Further, migrants try to retain a connection (in the form of documentary evidence of domicile such as voter identification cards) with villages where they may have property because of the stringent restrictions on the sale of agricultural land. Income tax laws provide incentive for even the wealthy migrants to retain membership of village communities and ownership of agricultural land as they can reduce their tax burden by reporting unaccounted income as agricultural income that is non-taxable.

If double-counting of migrants in rural areas is corrected, the urban population share will increase even under the current definition used in the census. Better counting of those living in slums and ethnically different migrants in cities will further increase the urban population share.
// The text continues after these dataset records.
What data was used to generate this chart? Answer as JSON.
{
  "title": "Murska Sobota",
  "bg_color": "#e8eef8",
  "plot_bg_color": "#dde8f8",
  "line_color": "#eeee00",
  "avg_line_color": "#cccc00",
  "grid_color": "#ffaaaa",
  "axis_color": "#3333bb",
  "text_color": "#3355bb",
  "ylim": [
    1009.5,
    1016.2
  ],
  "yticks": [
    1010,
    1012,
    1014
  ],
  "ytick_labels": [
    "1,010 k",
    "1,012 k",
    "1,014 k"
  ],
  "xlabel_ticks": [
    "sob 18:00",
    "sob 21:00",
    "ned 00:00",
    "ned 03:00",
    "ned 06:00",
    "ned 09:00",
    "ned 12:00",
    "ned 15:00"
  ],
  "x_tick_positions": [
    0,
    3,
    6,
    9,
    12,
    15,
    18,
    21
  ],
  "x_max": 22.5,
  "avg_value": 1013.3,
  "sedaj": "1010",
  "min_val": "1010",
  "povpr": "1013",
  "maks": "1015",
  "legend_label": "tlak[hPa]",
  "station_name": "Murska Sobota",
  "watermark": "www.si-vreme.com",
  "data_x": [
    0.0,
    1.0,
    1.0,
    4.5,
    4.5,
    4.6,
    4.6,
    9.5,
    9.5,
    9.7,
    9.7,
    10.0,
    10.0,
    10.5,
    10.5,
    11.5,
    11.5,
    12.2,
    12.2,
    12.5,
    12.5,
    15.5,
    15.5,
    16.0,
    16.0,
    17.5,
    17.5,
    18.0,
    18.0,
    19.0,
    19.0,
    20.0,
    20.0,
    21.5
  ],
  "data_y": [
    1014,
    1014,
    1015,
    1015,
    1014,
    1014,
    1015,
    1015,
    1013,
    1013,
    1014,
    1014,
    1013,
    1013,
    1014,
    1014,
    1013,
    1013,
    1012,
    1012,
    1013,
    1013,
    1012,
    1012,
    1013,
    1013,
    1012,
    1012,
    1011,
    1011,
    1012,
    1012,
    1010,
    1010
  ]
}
These corrections will also increase the population shares of the southern and western states that are net recipients of interstate migrants and arrest their declining shares in federal redistribution.

Given the growing trend of rural-urban and interstate migration, the double-counting and undercounting of migrants needs attention if India wants to better manage its cities. The poor will continue to keep a foot in villages and smaller towns given the sluggish growth in jobs in the formal sector in urban India. The government needs to account for this fluidity in planning and redistribution. Addressing this problem in the 2021 census requires better training and supervision of enumerators, awareness campaigns to sensitise communities and a better understanding of sub-groups of the population — such as first-generation, low-income migrants from villages and smaller towns — that are vulnerable to being miscounted.

Ankush Agrawal is Assistant Professor at the Indian Institute of Technology Delhi.

Vikas Kumar is Assistant Professor at Azim Premji University, Bengaluru.

They are co-authors of Numbers in India’s Periphery: The Political Economy of Government Statistics (Cambridge University Press, 2020).